In some ways, the process resembles a small Big Bang. The initial prompt triggers the rapid creation of a codebase, and from that moment the application begins to expand and evolve. Just like the universe after the Big Bang, the system keeps growing as new features are added. But if the initial conditions are not carefully reviewed, the project can quickly accumulate structural issues that persist as it evolves.

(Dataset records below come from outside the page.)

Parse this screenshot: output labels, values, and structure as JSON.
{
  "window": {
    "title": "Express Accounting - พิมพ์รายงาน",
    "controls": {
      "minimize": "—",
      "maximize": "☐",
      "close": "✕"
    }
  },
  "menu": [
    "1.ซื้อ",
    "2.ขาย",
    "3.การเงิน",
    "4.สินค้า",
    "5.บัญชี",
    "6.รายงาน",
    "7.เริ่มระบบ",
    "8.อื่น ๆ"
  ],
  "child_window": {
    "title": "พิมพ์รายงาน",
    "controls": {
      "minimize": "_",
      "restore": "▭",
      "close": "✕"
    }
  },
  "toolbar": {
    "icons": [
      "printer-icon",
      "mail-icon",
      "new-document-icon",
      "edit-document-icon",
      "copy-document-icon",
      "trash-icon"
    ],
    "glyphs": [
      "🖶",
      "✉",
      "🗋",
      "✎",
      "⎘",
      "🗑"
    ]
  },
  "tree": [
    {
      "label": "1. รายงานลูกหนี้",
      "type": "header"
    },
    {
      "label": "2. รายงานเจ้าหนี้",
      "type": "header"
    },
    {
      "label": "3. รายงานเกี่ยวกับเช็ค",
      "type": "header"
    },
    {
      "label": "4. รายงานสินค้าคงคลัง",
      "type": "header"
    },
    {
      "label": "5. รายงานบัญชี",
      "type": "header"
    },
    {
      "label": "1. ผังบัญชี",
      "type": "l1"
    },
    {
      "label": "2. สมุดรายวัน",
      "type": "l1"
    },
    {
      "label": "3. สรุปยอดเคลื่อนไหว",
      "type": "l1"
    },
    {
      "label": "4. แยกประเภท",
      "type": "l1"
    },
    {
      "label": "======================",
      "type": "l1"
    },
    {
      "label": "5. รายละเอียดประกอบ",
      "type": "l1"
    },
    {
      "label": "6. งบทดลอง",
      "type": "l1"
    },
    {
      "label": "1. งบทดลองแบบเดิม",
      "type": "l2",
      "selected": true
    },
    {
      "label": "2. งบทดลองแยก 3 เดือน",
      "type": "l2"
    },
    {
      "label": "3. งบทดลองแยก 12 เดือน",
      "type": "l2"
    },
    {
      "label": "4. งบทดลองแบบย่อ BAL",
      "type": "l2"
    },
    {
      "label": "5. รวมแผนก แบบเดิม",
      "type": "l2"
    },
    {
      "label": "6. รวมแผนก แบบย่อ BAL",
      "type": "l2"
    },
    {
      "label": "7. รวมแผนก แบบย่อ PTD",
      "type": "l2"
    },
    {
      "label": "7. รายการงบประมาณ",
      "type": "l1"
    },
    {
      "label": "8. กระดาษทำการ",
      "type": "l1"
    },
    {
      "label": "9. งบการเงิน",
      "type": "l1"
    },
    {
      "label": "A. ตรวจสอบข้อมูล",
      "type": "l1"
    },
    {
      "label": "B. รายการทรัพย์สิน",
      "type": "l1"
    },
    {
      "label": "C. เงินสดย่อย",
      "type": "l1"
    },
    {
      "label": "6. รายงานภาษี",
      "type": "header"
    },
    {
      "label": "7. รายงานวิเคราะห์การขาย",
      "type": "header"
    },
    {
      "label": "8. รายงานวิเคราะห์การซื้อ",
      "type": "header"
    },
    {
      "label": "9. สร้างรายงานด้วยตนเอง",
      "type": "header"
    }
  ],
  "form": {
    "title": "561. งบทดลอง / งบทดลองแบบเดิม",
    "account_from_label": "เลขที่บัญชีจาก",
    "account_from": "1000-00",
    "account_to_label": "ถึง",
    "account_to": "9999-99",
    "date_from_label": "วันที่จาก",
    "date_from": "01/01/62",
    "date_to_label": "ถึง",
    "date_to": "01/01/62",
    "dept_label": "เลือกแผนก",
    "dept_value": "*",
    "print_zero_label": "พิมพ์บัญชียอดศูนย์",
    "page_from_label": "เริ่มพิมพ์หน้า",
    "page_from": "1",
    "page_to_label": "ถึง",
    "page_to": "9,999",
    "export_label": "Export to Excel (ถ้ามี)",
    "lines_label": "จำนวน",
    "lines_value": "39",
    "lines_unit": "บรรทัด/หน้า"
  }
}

Another risk worth mentioning is skill atrophy. When AI produces large amounts of code in minutes, it becomes very easy to lose visibility into how the system actually works. I began to feel this effect early in the project when I realized how much code Copilot had generated in such a short time. This reinforced the importance of reviewing the generated code and taking ownership of the architecture as early as possible.
This is closely related to what many developers call the “last mile problem.” AI can bring a project to roughly 70% completion very quickly, but the remaining work often requires careful engineering and a deep understanding of the codebase. Developers who never review or understand the generated code may find themselves unable to complete the final portion of the project or maintain it over time.
Despite these limitations, the overall experience was very positive. AI significantly accelerated the early stages of development and reduced the friction involved in integrating external libraries and APIs. At the same time, the project confirmed that developers still need to guide the architecture, review generated code, and make the final design decisions.
Finally, the project is not finished. The application is already being used to catalog my personal book collection—I have entered all of my paper books and am currently adding my digital library. During that process, only one minor bug has surfaced so far, related to the search query being lost after creating a new book and returning to the list view.
Looking ahead, there are still areas of the codebase that could be improved. The frontend generated by AI works well, but it relies heavily on boolean state variables, some of which appear redundant. One possible improvement would be to model the application’s behavior more explicitly, perhaps by representing the frontend state as a state machine. This would likely lead to a cleaner and more maintainable structure, although examples of Svelte 5 applications following such patterns are still relatively scarce.
For now, the librarian application serves both as a useful personal tool and as a small case study in what AI-assisted software engineering looks like in practice.